Zhongshan Hospital affiliated to Fudan University, Shanghai, China.
Viet-Duc Hospital, Hanoi, Viet Nam.
Int J Antimicrob Agents. 2017 May;49(5):579-588. doi: 10.1016/j.ijantimicag.2017.01.010. Epub 2017 Mar 29.
Ceftazidime/avibactam comprises the broad-spectrum cephalosporin ceftazidime and the non-β-lactam β-lactamase inhibitor avibactam. This phase 3, randomised, double-blind study (NCT01726023) assessed the efficacy and safety of ceftazidime/avibactam plus metronidazole compared with meropenem in patients with complicated intra-abdominal infection (cIAI) in Asian countries. Subjects aged 18-90 years and hospitalised with cIAI requiring surgical intervention were randomised 1:1 to receive every 8 h either: ceftazidime/avibactam (2000/500 mg, 2-h infusion) followed by metronidazole (500 mg, 60-min infusion); or meropenem (1000 mg, 30-min infusion). Non-inferiority of ceftazidime/avibactam plus metronidazole to meropenem was concluded if the lower limit of the 95% confidence interval (CI) for the between-group difference in clinical cure rate was greater than -12.5% at the test-of-cure (TOC) visit (28-35 days after randomisation) in the clinically evaluable (CE) population. Safety was also evaluated. Of 441 subjects randomised, 432 received at least one dose of study medication (ceftazidime/avibactam plus metronidazole, n = 215; meropenem, n = 217). In the CE population at the TOC visit, non-inferiority of ceftazidime/avibactam plus metronidazole to meropenem was demonstrated, with clinical cure reported for 93.8% (166/177) and 94.0% (173/184) of subjects, respectively (between-group difference, -0.2, 95% CI -5.53 to 4.97). The clinical cure rate with ceftazidime/avibactam plus metronidazole was comparable in subjects with ceftazidime-non-susceptible and ceftazidime-susceptible isolates (95.7% vs. 92.1%, respectively). Adverse events were similar between the study groups. Ceftazidime/avibactam plus metronidazole was non-inferior to meropenem in the treatment of cIAIs in Asian populations and was effective against ceftazidime-non-susceptible pathogens. No new safety concerns were identified.
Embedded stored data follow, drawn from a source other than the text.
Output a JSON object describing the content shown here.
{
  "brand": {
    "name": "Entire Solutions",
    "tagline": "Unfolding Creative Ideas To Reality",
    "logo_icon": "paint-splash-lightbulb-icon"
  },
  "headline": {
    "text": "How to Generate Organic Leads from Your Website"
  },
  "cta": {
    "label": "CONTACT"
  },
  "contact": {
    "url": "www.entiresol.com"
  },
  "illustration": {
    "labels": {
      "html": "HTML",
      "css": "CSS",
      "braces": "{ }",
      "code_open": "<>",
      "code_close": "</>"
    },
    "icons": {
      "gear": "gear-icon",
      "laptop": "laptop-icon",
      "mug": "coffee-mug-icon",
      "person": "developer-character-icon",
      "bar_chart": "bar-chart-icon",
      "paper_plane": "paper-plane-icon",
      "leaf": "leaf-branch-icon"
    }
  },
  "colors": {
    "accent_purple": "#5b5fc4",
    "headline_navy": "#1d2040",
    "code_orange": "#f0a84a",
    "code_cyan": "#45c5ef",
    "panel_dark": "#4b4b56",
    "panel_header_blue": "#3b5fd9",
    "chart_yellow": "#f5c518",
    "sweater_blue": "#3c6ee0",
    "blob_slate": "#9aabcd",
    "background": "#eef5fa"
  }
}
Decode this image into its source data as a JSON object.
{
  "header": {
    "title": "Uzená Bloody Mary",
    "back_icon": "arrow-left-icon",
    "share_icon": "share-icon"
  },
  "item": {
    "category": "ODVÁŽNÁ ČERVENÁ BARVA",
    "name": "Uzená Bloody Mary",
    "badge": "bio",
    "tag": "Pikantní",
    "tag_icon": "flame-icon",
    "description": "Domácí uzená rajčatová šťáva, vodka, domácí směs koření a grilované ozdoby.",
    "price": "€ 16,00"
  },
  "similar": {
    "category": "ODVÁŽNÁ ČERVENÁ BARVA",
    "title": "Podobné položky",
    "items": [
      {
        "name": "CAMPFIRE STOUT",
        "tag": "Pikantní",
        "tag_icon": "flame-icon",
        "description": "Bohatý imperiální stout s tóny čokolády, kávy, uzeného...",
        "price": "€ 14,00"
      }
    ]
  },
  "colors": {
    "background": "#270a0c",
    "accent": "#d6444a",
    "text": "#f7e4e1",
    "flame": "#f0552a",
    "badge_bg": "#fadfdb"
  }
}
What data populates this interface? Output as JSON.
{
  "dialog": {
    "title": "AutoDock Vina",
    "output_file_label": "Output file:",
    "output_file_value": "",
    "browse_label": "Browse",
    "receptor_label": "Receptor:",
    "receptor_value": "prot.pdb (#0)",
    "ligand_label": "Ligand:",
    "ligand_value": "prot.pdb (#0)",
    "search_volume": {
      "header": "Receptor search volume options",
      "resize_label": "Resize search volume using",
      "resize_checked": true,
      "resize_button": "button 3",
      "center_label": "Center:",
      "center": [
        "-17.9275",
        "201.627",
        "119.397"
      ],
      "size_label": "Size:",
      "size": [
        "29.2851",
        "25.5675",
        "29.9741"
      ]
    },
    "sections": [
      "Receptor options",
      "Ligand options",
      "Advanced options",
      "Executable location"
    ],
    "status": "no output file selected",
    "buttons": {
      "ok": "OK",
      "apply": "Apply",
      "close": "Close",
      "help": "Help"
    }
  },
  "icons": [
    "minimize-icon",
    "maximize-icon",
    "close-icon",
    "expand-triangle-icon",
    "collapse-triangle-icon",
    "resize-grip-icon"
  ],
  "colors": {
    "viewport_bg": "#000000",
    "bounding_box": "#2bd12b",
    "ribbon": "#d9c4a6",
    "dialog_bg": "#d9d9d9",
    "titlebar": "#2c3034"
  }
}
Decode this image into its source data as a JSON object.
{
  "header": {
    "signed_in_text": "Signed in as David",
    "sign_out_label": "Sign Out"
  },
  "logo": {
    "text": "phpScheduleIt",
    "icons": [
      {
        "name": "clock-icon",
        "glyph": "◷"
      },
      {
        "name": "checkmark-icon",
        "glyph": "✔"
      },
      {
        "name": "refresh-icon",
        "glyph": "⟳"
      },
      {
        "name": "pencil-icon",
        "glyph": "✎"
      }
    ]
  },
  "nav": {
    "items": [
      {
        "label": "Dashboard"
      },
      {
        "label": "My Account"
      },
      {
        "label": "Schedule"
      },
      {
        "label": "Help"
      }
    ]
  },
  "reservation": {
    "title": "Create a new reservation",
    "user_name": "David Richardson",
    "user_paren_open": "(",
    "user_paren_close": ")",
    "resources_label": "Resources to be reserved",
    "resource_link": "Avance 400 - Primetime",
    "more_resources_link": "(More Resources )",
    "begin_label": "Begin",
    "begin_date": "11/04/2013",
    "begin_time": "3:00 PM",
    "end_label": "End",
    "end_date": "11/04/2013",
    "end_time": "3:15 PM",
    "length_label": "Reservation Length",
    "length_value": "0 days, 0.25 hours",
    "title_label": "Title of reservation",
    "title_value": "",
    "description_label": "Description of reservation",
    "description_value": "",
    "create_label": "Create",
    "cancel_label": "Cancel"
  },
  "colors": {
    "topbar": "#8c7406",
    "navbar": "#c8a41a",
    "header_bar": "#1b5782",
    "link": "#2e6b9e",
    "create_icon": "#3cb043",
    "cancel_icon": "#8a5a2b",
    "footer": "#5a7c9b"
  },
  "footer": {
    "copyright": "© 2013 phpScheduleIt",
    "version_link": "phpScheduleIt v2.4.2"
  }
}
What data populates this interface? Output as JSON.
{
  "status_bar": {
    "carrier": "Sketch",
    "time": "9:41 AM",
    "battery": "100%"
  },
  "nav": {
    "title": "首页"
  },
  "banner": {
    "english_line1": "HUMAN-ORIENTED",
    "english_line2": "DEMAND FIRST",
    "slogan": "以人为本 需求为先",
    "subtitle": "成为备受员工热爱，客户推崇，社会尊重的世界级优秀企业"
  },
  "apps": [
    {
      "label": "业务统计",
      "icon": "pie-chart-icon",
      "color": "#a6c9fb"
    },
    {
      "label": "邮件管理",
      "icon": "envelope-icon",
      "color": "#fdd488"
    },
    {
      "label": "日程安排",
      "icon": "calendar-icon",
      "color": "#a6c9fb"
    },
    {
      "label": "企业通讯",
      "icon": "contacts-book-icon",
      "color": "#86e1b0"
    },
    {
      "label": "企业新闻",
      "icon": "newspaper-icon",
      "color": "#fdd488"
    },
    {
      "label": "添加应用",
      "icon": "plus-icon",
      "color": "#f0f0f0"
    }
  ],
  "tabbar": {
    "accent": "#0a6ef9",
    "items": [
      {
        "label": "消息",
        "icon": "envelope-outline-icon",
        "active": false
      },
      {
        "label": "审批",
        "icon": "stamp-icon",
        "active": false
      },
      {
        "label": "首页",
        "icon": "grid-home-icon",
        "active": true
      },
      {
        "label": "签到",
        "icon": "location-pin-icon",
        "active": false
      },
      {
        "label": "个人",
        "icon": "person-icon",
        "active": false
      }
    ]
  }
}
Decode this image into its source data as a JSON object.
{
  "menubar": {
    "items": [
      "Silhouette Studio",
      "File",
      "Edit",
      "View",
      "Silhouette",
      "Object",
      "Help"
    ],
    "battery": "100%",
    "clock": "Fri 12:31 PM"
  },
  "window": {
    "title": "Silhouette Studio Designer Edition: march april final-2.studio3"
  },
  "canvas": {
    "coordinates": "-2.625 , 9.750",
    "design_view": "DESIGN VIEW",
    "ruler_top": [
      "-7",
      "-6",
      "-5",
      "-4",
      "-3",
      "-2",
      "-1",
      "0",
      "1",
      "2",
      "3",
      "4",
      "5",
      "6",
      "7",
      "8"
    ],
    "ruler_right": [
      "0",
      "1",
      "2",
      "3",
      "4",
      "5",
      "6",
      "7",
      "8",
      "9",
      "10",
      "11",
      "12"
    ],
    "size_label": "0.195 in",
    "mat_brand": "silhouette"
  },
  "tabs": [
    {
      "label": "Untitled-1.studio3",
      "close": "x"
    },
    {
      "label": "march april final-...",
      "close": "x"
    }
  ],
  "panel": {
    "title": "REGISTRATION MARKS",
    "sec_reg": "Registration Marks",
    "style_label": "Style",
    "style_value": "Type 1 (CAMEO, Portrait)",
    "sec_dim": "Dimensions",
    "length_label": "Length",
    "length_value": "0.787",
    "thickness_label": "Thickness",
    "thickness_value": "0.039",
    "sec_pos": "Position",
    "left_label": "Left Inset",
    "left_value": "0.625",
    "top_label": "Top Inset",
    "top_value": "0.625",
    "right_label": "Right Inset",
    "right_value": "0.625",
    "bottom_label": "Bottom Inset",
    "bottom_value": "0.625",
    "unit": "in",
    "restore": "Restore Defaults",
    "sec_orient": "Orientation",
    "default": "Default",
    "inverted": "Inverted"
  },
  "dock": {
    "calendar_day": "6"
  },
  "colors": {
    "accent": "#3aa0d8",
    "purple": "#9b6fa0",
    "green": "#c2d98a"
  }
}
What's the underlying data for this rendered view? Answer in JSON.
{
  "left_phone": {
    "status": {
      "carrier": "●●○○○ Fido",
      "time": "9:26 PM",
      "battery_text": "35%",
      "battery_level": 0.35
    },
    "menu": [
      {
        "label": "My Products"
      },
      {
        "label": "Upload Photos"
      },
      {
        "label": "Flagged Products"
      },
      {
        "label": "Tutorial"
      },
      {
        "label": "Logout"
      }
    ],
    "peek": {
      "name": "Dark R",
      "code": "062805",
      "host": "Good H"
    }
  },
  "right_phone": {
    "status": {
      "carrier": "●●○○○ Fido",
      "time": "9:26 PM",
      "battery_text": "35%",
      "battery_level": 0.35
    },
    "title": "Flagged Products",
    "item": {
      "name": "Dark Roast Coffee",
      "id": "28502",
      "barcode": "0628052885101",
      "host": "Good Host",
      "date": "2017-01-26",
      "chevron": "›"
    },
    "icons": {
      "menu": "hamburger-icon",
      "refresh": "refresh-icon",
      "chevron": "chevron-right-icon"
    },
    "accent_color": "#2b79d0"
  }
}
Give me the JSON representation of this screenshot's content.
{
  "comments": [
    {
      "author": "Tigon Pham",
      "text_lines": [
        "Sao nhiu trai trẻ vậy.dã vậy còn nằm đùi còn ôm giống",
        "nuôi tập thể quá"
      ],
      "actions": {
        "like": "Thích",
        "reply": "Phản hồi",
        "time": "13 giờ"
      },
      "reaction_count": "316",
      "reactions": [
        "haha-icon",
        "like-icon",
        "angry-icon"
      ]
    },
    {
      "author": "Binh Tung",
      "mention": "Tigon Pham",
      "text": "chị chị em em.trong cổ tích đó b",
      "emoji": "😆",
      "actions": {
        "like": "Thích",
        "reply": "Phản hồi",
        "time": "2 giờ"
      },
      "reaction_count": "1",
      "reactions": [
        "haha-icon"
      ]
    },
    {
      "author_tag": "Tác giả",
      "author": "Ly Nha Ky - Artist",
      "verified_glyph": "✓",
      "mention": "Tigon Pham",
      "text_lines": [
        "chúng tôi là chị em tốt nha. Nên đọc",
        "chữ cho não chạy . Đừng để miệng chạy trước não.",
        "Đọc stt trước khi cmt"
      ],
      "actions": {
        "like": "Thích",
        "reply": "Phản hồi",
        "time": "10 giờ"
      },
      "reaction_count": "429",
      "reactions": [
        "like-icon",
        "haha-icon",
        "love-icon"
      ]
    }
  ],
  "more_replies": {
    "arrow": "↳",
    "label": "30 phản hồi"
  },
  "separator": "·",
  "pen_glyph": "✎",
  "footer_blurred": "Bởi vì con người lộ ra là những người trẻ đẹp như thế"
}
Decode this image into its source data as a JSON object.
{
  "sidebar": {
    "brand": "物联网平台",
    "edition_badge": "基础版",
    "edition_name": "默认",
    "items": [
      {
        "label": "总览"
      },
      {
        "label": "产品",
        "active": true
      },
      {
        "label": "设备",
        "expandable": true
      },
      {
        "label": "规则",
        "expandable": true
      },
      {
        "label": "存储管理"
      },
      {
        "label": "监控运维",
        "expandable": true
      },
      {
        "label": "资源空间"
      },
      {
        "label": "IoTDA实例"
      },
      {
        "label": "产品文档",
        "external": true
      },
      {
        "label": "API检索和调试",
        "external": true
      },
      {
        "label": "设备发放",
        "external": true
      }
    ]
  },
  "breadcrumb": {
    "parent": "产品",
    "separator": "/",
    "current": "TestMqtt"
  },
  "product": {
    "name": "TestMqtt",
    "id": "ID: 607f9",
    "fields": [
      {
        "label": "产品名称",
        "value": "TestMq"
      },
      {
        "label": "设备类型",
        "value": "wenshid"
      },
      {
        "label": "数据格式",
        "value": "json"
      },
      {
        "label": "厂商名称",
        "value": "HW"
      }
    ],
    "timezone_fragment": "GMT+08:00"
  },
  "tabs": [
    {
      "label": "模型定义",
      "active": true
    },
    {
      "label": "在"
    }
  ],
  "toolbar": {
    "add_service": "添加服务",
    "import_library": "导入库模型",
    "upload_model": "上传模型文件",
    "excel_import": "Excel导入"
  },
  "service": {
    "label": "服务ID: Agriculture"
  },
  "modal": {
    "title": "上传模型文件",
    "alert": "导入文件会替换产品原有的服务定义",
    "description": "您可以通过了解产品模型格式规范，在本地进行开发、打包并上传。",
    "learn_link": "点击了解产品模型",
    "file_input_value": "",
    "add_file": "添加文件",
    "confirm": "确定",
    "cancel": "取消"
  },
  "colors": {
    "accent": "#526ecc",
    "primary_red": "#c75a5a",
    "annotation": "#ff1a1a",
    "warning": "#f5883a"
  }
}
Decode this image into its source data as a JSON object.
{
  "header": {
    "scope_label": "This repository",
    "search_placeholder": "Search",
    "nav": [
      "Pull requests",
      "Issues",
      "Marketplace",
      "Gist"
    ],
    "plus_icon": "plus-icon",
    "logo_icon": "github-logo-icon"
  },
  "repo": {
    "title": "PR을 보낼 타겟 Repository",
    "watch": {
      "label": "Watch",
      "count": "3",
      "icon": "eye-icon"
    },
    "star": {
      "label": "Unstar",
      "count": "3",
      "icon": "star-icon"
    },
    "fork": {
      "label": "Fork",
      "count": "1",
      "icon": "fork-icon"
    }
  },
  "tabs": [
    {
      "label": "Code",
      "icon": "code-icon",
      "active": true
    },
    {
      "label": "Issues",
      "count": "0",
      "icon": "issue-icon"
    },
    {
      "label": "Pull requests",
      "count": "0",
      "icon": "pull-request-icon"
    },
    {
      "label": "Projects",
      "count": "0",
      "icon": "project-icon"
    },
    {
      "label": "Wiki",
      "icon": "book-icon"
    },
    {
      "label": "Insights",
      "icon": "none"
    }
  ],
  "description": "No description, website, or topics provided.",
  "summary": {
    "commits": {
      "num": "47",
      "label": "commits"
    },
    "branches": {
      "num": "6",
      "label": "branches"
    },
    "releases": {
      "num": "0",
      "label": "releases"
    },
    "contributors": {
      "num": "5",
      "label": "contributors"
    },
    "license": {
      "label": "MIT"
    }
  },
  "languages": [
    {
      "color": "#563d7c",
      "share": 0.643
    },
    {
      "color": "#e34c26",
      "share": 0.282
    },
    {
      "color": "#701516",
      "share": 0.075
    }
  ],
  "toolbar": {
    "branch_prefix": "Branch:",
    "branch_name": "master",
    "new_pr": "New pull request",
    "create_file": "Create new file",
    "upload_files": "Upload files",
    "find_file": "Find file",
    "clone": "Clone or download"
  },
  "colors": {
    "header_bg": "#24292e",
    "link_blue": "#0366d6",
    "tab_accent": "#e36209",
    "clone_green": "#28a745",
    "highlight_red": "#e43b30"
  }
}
头孢他啶/阿维巴坦由广谱头孢菌素头孢他啶和非β-内酰胺β-内酰胺酶抑制剂阿维巴坦组成。这项 3 期、随机、双盲研究(NCT01726023)评估了头孢他啶/阿维巴坦联合甲硝唑与美罗培南治疗亚洲国家复杂性腹腔内感染(cIAI)患者的疗效和安全性。年龄在 18-90 岁之间、因 cIAI 需要手术干预而住院的患者按 1:1 随机接受每 8 小时一次的治疗:头孢他啶/阿维巴坦(2000/500mg,2 小时输注),随后给予甲硝唑(500mg,60 分钟输注);或美罗培南(1000mg,30 分钟输注)。如果临床治愈率的组间差异的 95%置信区间(CI)下限在治疗结束时(随机后 28-35 天)在可临床评估(CE)人群中大于-12.5%,则可得出头孢他啶/阿维巴坦联合甲硝唑不劣于美罗培南的结论。还评估了安全性。在 441 名随机患者中,432 名至少接受了一剂研究药物(头孢他啶/阿维巴坦联合甲硝唑,n=215;美罗培南,n=217)。在治疗结束时的可临床评估人群中,头孢他啶/阿维巴坦联合甲硝唑与美罗培南相比显示出非劣效性,分别有 93.8%(166/177)和 94.0%(173/184)的患者报告了临床治愈(组间差异,-0.2,95%CI-5.53 至 4.97)。头孢他啶/阿维巴坦联合甲硝唑治疗头孢他啶不敏感和头孢他啶敏感分离株的临床治愈率相似(分别为 95.7%和 92.1%)。两组的不良事件相似。头孢他啶/阿维巴坦联合甲硝唑在亚洲人群中治疗复杂性腹腔内感染不劣于美罗培南,对头孢他啶不敏感的病原体有效。未发现新的安全性问题。